CARLOS REIS – ELECTRODOMÉSTICOS SEM FIM

 

Estou numa onda imparável, não consigo sair à rua sem comprar um electrodoméstico novo!

(Bem vêem, nem sempre surgem aplicações novas para meter nos smarts, nos trackpads, tablets, androids ou aliens).

Procuro dominar-me, juro – mas não é fácil.

Para me acalmar comprei há dias um interessante aparelho, um oxiúro, uma coisa óptima. Traz-se no bolso ou até no porta-chaves (melhor no porta-chaves, é mais vistoso, faz a diferença) e serve para vermos a percentagem de oxigénio existente no sangue, mediante um simples botão.

Não é óptimo? Até dá para fazermos apostas – por exemplo, qual a percentagem de oxigénio do teu sangue neste momento, a comparar com o meu? Cada um arrisca um número (95%, ou 89%, 92%) e depois vai-se conferir.

Ainda por cima, o oxiúro, tal como a maior parte dos aparelhómetros digitais sem os quais é impossível viver, tem mais aplicações. Por exemplo, quanto tens agora de frequência cardíaca?

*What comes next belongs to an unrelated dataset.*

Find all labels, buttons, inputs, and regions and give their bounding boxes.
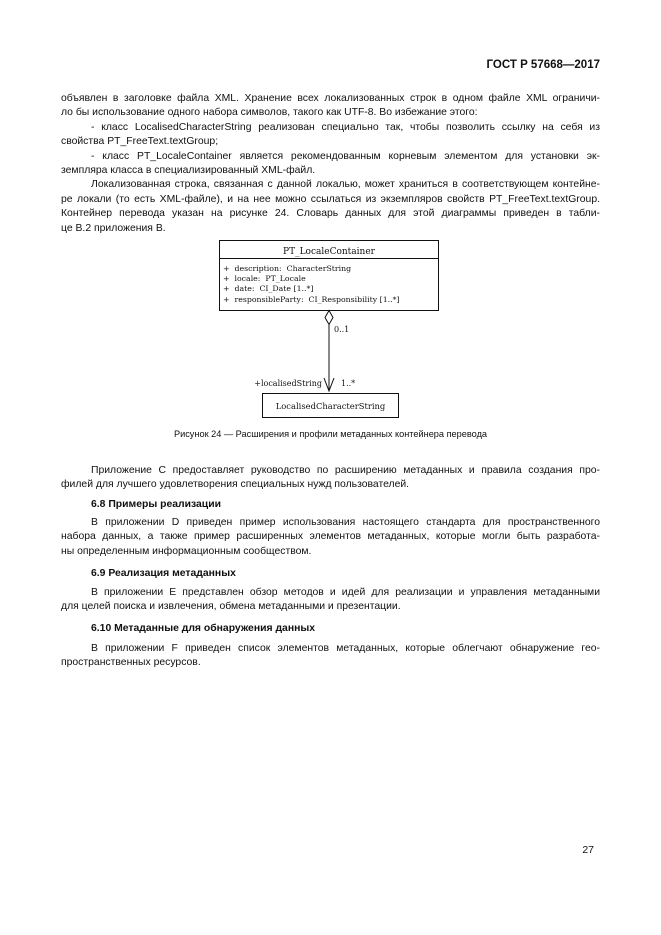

Nada mais fácil. Vai-se a ver e lá está: 68, 74, 82, etc. Alguns oxiúros até trazem consigo um bloquinho de apontamentos, um pequeno laptop, para escrevermos antecipadamente a nossa hipótese e assim conferir depois quem acertou ou ficou mais próximo. Mas trata-se de um extra e são um nadinha mais caros, claro.

É evidente que se estivermos a jogar à distância (o mais provável, já que não temos onde estar senão em casa, ou em certos empregos mais braçais) há que usar em simultâneo um bom smartphone, para o outro poder conferir os resultados.

Estão a sorrir? Estão-se a rir, seus antiquados? Não sabem que há até entusiastas destas ditas frivolidades que têm uma espécie de relógio, o mais digital possível, que os informam dos passinhos que deram em determinada manhã ou tarde e ao longo de um determinado espaço de tempo?

Vão às redes sociais, informem-se mazé! Seus provincianos, seus velhos do Restelo! Aposto que nem micro-ondas têm, seus velhadas, seus ancestrais do caneco!

Ah, é verdade, um pormenor, antes que me esqueça.

Enganei-me: não é oxiúro que se diz, é oxímetro. Estava a confundir helmintas com ascaris lumbricoides.

Carlos

Fevereiro de 2021

4 Comments

    1. Infelizmente já quase que não. Estão caríssimos e perderam qualidade, sobretudo aquela reconhecida capacidade comichosa de outros tempos.
      Apenas em alguns alfarrabistas se podem encontrar, em condições muito relativas de capacidade e funcionamento, alguns espécimes acessíveis.

      Carlos Reis

  1. Peço desculpa, mas um oxiúro é um verme parasitário – um nemátodo de cerca de 15 mm de comprimento – que tem o péssimo hábito de infestar os humanos intestinos, sobretudo os das crianças que tendem a levar as mãos á boca sem antes as terem lavado. Das duas uma: ou este oxiúro é um erro tipográfico, ou – caramba! – até os parasitas mais indesejáveis entraram nos circuitos do comércio e aprenderam a dar-nos indicações sobre os dados vitais em troca de uns mls de sangue.

    Pronto, agora reparo que devo aprender a manter-me caladinha até ao final dos textos. Já vi que foi um lapso. E, da minha parte, uma estúpida precipitação.
    Bom dia!

  2. Não tem importância.
    Conheci helmintas impossíveis de aturar, até mesmo com péssimo feitio, alguns deles. Com o tempo habituamo-nos, porquanto depois da longa noite do fascismo, os nemátodos tornaram-se cordatos, preenchem e partilham com à vontade lugares no Parlamento, exibem-se em inaugurações e vernissages, acompanhados por família e jornalistas prestáveis.